A crucial element of Carter’s plan for holding this coalition together in Mississippi, and elsewhere in the South, involved relying on the political titans in those states. While these segregationists had signed the infamous Southern Manifesto against integrated schools in 1956 and battled fiercely against civil rights, Carter needed them as surrogates to appeal to working-class whites. In appealing to white rural voters, Carter “brought to the task two heavyweights Ford couldn’t match: Jim Eastland and George Wallace.” according to “Mississippi Politics: The Struggle for Power, 1976-2006.” Carter kicked off the general election campaign in Mississippi with Eastland and Stennis by his side. Despite their differences with Carter on civil rights, Carter had no apparent qualms campaigning with them and using them as surrogates.

The campaign faced scrutiny over this tactic. The morning after the event in Mississippi, the New York Times wrote that “Jimmy Carter, an avowed champion of civil rights, went looking for Southern support here today, arm in arm with two of the country’s most prominent segregationists.” For his part, Carter exclaimed “it is a great honor for me to be campaigning” with Eastland and Stennis, describing the two as “statesmen” and “leaders” who were “committed to absolute integrity.”

When a reporter insisted the senators seemed “to represent the antithesis of [Carter’s] view that the civil rights acts of the 1960s were beneficial to the South” Carter outright rejected the notion, saying: “I doubt that that’s correct.” Stennis insisted, however, that he “never voted for a civil rights bill,” to which Eastland added, “Neither did I.”

Perhaps the most powerful Southern surrogate for the Carter campaign in 1976 was Wallace, the public face of segregationist resistance in the 1960s. The governor had endorsed Carter at the Democratic National Convention and joined the nominee on the rostrum following Carter’s acceptance speech. Wallace also played a significant role in securing support for Carter in Mississippi, Alabama and the Florida panhandle during the general election.

Without these three states’ 33 electoral votes, Carter would have lost. Years later, Carter’s regional campaign manager James Free concluded: “We owe [Wallace] a lot.”
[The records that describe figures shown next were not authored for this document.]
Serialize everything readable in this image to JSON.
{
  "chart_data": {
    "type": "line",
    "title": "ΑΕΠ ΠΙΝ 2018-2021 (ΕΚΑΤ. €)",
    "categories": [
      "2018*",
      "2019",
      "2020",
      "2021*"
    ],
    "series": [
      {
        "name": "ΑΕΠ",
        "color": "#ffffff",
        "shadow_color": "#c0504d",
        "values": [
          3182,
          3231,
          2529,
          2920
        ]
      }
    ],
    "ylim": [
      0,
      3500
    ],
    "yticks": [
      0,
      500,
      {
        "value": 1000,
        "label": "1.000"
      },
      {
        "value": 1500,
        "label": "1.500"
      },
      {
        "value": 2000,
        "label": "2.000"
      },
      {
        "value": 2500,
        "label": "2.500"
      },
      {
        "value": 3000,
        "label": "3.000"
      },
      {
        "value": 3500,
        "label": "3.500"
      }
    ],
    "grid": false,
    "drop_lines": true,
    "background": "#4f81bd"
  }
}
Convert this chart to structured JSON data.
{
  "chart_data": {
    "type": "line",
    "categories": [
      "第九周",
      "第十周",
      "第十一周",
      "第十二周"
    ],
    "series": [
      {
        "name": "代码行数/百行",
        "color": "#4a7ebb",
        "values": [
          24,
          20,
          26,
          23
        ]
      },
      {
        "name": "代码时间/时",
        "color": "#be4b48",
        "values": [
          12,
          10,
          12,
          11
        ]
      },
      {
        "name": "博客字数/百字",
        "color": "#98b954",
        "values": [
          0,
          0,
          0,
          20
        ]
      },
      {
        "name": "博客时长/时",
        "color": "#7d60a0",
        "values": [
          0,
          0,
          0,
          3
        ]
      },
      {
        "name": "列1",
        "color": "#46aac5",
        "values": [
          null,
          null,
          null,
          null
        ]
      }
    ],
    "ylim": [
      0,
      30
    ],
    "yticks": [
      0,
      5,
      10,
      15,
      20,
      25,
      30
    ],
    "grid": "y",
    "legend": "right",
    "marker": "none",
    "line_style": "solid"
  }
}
Which brings us back to Biden. His history is not one of supporting the segregationist cause, or anything close to it. He rightly touts legislative successes in the area of civil rights as major achievements in his career. As such, he shouldn’t be tarred by Eastland’s segregationist stances because of a comment or some legislation he worked on 40 years ago — just as President Carter shouldn’t.

Working with people you disagree with to enact policy that you believe will improve the country isn’t a negative. In fact, this type of bipartisanship (and cross-ideological engagement regardless of party labels) should be encouraged. Biden is right that we need more civility — and the ability to talk across ideological and partisan gulfs — in our politics.

Moreover, what the Carter example illustrates is that men like Eastland and Stennis were still powerful figures when Biden joined the Senate in 1973. Without the support of the South, secured in part thanks to endorsements from the likes of Wallace, Eastland and Stennis, Carter would have lost the 1976 presidential election. Similarly, thanks to their accrued seniority, these men and their allies had real power over what bills became law. Stennis served in the Senate until 1989, and Biden’s longtime Republican counterpart on the Judiciary Committee, Strom Thurmond (R-S.C.), infamous for his filibuster against the 1957 Civil Rights Act, served until 2003.

Where Biden erred is in believing such examples of working across ideological lines would be greeted positively today, when all of this historical context has been lost. Such a move is political malpractice. Biden’s long history of working across the partisan divide in an attempt to find solutions to Americans’ problems is a strength. He should be proud of it.

Condemning him for working with the likes of Eastland would be profoundly ahistoric. After all, every senator in the 1970s and 1980s did this sort of thing. It was the only way to get anything done in Congress at the time. But Biden needs to be more politically aware on the campaign trail as to how times have changed, and leave history to the historians.